If you're creating a separate empty string for each instance, then obviously that will take more memory.



回答2:

Borrowed from this answer: the program prints 32 bytes for the empty string (and 0 for "" which is in the string pool).

public static void main(String... args) {
    long free1 = free();
    String s = "";
    long free2 = free();
    String s2 = new String("");
    long free3 = free();
    if (free3 == free1) System.err.println("You need to use -XX:-UseTLAB");
    System.out.println("\"\" took " + (free1 - free2) + " bytes and new String(\"\") took " + (free2
            - free3) + " bytes.");
}

private static long free() {
    return Runtime.getRuntime().freeMemory();
}


回答3:

It's true that you'll pay much more for an Integer than for an int. I remember checking a couple Java versions back and the Integer took about 24 bytes more. As long as you've got the String pointing at a null object (aka at nothing) you're only keeping a pointer in memory and I don't think the JVM will preserve a location to initialize it in which case you're not wasting 24 bytes, just 8. If you create the string though (even the empty string "") then you already have an object in memory, and since all objects inherit Object they come with some baggage and take up more memory than you intuitively expect. Depending on your use of the string a common solution is to start with a null object and lazy initialize it when you need it.



回答4:

String is composed out of object header (2 words on HotSpot, 3 on J9), int field and char array reference. Char array itself is composed out of header, int field and the rest of array. Everything is padded to 8 bytes. Usually, chars are encoded with 2 bytes per char. Some JVMs can use alternative encodings for char. At one point J9 could encode strings in UTF8. Modern HotSpot will use 1 byte per char if string is composed of simple chars (essentially 1 byte encoded glyphs of UTF-8, like english alphabet, numbers and such). Otherwise it uses 2 bytes per char for whole array.

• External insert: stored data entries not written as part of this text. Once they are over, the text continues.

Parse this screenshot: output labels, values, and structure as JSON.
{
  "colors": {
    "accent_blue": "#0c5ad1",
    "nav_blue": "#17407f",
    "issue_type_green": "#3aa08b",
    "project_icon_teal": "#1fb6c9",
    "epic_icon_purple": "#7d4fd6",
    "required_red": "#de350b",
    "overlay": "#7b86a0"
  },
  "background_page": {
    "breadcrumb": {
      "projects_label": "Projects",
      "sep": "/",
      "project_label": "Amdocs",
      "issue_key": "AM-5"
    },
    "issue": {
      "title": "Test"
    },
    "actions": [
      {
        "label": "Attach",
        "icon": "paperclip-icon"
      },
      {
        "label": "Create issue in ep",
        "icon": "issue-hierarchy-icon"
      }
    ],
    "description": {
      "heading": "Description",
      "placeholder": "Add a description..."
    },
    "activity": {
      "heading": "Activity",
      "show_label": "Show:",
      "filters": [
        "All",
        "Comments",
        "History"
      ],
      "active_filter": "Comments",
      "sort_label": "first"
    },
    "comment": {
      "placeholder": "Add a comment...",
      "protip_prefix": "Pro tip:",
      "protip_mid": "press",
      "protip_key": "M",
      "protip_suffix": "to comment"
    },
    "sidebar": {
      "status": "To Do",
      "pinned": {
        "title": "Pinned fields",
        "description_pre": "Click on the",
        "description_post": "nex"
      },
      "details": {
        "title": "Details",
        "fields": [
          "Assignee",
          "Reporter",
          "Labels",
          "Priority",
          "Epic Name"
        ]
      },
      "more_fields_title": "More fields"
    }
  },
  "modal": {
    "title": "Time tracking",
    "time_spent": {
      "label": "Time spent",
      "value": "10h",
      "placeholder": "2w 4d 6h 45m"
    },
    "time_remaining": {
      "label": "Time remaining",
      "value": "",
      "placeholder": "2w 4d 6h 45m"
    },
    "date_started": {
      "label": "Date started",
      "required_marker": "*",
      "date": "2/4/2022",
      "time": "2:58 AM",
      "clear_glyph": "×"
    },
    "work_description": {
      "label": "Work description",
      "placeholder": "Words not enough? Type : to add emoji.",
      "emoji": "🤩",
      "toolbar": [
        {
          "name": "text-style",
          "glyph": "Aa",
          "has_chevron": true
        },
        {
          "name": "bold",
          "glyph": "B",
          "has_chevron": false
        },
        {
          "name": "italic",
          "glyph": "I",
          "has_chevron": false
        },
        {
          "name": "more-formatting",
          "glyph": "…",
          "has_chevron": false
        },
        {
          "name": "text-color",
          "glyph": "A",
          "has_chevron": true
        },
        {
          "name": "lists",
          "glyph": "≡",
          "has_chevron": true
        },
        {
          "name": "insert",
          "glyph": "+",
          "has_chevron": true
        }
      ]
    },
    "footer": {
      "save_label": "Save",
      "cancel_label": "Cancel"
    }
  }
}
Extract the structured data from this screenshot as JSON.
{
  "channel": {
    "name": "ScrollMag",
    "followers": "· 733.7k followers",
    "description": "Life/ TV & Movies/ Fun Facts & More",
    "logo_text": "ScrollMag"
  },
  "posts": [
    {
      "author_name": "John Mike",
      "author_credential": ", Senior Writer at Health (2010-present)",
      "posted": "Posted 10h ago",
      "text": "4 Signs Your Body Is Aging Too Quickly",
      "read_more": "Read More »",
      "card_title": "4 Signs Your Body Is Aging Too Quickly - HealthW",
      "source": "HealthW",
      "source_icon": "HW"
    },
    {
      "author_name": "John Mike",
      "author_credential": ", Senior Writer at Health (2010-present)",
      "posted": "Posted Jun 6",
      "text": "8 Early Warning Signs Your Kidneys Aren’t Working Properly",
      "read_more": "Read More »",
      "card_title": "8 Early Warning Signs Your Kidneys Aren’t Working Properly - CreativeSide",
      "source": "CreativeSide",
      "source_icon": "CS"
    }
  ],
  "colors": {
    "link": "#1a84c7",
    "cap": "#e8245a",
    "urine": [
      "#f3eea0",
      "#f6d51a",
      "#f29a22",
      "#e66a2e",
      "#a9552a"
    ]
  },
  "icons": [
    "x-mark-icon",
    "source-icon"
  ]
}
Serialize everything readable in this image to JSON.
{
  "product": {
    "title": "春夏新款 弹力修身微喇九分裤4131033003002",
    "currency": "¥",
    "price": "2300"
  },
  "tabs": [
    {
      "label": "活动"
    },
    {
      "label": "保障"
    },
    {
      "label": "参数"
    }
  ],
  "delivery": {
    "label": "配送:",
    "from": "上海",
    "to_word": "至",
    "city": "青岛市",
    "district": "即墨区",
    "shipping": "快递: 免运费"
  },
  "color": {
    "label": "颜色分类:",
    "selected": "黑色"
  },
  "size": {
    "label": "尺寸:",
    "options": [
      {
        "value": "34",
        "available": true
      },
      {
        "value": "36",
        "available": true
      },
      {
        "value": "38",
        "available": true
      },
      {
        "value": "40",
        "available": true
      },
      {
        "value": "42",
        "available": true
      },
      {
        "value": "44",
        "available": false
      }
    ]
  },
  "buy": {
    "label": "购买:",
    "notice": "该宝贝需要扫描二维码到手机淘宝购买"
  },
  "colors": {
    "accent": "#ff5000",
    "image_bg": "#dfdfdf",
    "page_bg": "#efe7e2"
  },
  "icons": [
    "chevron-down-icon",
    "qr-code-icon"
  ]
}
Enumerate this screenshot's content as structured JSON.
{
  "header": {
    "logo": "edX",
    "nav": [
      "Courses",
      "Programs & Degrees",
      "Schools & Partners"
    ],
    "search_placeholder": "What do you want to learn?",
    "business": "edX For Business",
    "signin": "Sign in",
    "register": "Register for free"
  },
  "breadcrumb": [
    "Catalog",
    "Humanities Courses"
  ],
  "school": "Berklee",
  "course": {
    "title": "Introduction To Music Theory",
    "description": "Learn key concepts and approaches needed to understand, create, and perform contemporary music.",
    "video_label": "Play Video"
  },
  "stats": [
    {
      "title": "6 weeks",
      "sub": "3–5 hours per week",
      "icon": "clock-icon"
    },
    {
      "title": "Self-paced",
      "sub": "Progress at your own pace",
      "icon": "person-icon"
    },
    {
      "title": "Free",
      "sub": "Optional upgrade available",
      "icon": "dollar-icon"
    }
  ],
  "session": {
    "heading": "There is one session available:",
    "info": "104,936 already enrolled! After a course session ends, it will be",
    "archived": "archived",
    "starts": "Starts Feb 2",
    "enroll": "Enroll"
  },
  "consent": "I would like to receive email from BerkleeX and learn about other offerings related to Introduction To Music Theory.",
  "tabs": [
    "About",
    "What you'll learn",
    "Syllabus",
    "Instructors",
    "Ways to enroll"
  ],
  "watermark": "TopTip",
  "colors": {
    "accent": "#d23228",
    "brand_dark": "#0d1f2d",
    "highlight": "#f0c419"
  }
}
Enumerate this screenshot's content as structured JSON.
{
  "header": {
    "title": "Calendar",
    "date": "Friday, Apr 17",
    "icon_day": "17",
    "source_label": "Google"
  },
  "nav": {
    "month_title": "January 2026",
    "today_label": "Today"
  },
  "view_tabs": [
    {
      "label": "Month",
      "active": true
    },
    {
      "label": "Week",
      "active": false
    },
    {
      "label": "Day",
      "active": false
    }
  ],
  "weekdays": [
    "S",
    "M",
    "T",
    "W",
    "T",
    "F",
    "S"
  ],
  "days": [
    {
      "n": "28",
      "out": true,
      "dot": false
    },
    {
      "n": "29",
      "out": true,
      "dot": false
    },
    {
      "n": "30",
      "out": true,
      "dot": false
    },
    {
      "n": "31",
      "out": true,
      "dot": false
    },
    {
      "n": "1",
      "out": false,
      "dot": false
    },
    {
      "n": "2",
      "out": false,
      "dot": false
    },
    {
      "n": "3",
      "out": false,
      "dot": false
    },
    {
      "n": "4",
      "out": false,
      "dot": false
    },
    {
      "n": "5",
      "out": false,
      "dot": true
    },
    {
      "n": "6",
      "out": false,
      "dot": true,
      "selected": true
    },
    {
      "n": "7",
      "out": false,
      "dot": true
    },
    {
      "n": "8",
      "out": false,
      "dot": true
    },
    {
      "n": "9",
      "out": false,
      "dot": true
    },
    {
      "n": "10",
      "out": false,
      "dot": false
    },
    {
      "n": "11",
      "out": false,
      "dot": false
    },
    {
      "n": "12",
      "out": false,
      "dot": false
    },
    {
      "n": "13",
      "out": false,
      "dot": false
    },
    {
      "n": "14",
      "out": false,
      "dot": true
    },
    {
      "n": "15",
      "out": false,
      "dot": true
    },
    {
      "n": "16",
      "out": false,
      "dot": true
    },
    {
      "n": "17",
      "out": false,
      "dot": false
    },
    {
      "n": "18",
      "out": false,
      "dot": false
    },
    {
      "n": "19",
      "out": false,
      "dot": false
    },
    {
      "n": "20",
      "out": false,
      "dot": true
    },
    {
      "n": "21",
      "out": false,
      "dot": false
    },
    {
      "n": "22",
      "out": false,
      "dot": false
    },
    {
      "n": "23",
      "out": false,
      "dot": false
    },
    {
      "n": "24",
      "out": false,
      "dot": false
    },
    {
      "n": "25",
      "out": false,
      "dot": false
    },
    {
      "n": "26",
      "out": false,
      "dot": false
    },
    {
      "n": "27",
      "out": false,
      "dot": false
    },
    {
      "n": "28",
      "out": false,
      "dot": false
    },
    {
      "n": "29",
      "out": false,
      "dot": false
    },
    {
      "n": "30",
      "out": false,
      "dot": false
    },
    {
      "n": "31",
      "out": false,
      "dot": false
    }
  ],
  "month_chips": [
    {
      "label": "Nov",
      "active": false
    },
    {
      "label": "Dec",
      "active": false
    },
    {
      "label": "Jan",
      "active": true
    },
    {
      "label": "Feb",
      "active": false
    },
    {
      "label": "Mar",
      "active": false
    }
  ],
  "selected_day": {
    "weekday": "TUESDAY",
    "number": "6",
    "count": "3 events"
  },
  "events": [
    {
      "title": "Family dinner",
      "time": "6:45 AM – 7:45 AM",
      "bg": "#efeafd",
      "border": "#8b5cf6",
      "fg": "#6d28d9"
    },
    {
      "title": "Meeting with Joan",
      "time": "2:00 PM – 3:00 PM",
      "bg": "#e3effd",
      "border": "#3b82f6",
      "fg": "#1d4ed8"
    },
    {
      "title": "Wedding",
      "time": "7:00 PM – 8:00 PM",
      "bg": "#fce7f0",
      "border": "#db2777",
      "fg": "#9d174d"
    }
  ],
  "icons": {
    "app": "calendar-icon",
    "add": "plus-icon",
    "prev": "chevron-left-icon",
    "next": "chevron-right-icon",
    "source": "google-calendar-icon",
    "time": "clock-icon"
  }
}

So deep size of empty string size is thus:

  • 32 bytes on 32 bit HotSpot (16 bytes for String, 16 bytes for char[])
  • 56 bytes on 64 bit HotSpot (32 bytes for String, 24 bytes for char[])
  • 40 bytes on 64 bit HotSpot with compressed references (24 bytes for String, 16 bytes for char[])

Commonly, empty char array will not be allocated as it's value will be inferred. After all all empty char arrays are equal. So actual penalty for an empty string will be a shallow String size; which is 24 bytes for most common situation today (64 bit HotSpot with compressed ref).

IBM J9 JVM has bigger object header and it will allocate somewhat more.